The effort initially seemed to be a success. The Seychelles stands as the most vaccinated nation on Earth, with more than 60 percent of its population fully vaccinated, more than other vaccine giants such as Israel and Britain, and almost twice the United States’ rate of vaccination.
But that success has been undermined this week as the Seychelles has found itself with its largest number of new coronavirus cases per capita, and has been forced to reinstate a number of restrictions.
Though the number of new cases is relatively low — peaking at an average of just over 100 new cases a day — they are a big deal in a country with a population of less than 100,000. On a per capita basis, the Seychelles outbreak is worse than India’s raging surge.
In a small country, even a small number of cases can be overwhelming.

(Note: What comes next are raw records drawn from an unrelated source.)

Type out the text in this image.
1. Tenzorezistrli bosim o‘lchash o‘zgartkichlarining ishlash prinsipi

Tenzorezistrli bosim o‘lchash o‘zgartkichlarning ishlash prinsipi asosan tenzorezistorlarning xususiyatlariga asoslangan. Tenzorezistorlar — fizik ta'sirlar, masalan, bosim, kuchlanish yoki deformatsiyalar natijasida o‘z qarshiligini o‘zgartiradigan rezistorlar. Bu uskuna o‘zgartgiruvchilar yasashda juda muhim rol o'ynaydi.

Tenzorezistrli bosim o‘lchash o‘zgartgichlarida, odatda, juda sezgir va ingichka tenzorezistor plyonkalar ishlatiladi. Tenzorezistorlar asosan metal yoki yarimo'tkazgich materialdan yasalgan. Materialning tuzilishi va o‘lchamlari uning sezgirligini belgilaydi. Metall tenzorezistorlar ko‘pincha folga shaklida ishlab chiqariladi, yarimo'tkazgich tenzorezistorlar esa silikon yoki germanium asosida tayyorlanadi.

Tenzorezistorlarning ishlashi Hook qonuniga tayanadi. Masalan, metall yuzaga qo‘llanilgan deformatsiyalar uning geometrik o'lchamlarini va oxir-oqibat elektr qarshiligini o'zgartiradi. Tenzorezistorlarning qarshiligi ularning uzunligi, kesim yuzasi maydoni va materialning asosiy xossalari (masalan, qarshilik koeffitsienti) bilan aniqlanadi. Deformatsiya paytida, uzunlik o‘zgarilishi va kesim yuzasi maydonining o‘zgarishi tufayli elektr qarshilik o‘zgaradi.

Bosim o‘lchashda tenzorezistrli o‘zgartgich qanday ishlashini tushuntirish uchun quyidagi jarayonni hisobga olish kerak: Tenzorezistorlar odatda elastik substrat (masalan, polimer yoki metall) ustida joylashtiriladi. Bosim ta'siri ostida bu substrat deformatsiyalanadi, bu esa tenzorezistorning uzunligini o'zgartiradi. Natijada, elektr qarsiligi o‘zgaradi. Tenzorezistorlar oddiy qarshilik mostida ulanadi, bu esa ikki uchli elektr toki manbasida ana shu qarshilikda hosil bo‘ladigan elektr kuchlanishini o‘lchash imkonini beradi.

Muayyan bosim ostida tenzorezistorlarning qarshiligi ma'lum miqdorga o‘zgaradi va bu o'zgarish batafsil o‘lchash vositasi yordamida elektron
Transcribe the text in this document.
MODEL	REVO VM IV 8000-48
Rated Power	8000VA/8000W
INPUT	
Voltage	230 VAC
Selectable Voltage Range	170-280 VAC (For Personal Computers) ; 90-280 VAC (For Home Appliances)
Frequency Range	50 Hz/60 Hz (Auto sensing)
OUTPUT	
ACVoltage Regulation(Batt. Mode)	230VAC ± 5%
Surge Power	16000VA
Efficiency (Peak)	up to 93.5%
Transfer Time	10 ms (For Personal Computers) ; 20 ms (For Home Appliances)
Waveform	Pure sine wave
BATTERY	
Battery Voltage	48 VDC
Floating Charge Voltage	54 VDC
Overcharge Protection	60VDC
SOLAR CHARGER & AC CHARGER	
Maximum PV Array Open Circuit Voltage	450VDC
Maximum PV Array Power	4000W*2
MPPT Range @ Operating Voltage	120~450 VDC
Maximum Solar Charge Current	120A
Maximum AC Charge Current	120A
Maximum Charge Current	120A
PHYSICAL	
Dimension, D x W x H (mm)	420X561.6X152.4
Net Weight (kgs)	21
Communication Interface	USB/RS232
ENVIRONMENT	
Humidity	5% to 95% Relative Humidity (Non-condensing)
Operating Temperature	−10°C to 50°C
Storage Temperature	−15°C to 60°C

“A spike in cases places an enormous burden on an already strained public health system,” said Malshini Senaratne, director of Eco-Sol, an environmental consultancy firm in the Seychelles.
“These are an upward trend,” said Public Health Commissioner Jude Gedeon at a media briefing Tuesday. “We do not know how long it will last, but this will depend on what measures are taken and how the new measures are respected.”
The Seychelles situation is being watched all over the world for what it says about the effectiveness of vaccines.
“It is providing a critical case to consider the effectiveness of some vaccines and what range we have to reach to meet herd immunity,” said Yanzhong Huang, a senior fellow for global health at the Council on Foreign Relations.
Huang noted that other nations that had vaccinated large proportions of their populations, including Israel and Britain, had seen significant drops in new daily cases.
Sherin Francis, chief executive of the Seychelles tourism board, said that while much of the population was vaccinated, there were pockets that were not.
Government data released this week found that of 1,068 active cases, around 65 percent involved residents who were either completely unvaccinated or had received only one dose.
Francis emphasized that even people who have been vaccinated can get infected. “Vaccines are very effective at preventing serious illness and death; they are less good at preventing infection,” Francis said.
So far, the number of deaths in the Seychelles attributed to the virus is relatively low — 28 out of more than 6,000 cases. But the surge in new cases may also confirm that the vaccines being used in the country have comparatively low effectiveness.
Roughly 60 percent of the doses administered in Seychelles are vaccines made by the Chinese company Sinopharm that were donated to the Seychelles by the United Arab Emirates. The remaining doses are of the vaccine developed by AstraZeneca and produced by the Serum Institute of India.
In many ways, Seychelles government negotiations for vaccine supplies were savvy and speedy. But the country has ended up using two vaccines that appear to be less effective against symptomatic covid-19.
Meanwhile, U.S. trials of AstraZeneca have found that the vaccine is 79 percent effective overall. Both vaccines are considerably lower in effectiveness than the vaccines developed by Pfizer and Moderna, which use mRNA technology and have reported effectiveness rates of around 95 percent.
Jennifer Huang Bouey, an epidemiologist who works with the Rand Corp., estimated that given what was known about the Seychelles’ vaccine rollout and the vaccines used, less than 49 percent of the population could be assumed to have immunity conferred by vaccines.
“Less than half of the population is protected by the vaccine,” Huang Bouey said. “It is still far below the community-level protection requirement.”
“It’s not surprising that they are not seeing a significant decline in cases,” CFR’s Huang said. “But what is surprising to me is that they’ve seen a significant increase in cases since late April.”
That rise in cases arrived after something else: the return of tourists to the Seychelles. But so far, the evidence linking the two is unclear.
After almost a year of strict border controls, the Seychelles announced early this year that it was opening back up to tourists beginning March 25. The government said there would be no quarantine requirements and that visitors would not need to be vaccinated, though they would need to show negative PCR tests taken less than 72 hours before travel.
It was an important move for the Seychelles, which relies on tourism for about a quarter of its economy. Economic growth declined by 13.5 percent in 2020, largely because of steep drops in tourism revenue, according to the World Bank.
While the number of new daily coronavirus cases has more than doubled since tourism restrictions were removed, only 10 percent of positive cases are among visitors to the island, according to Sherin.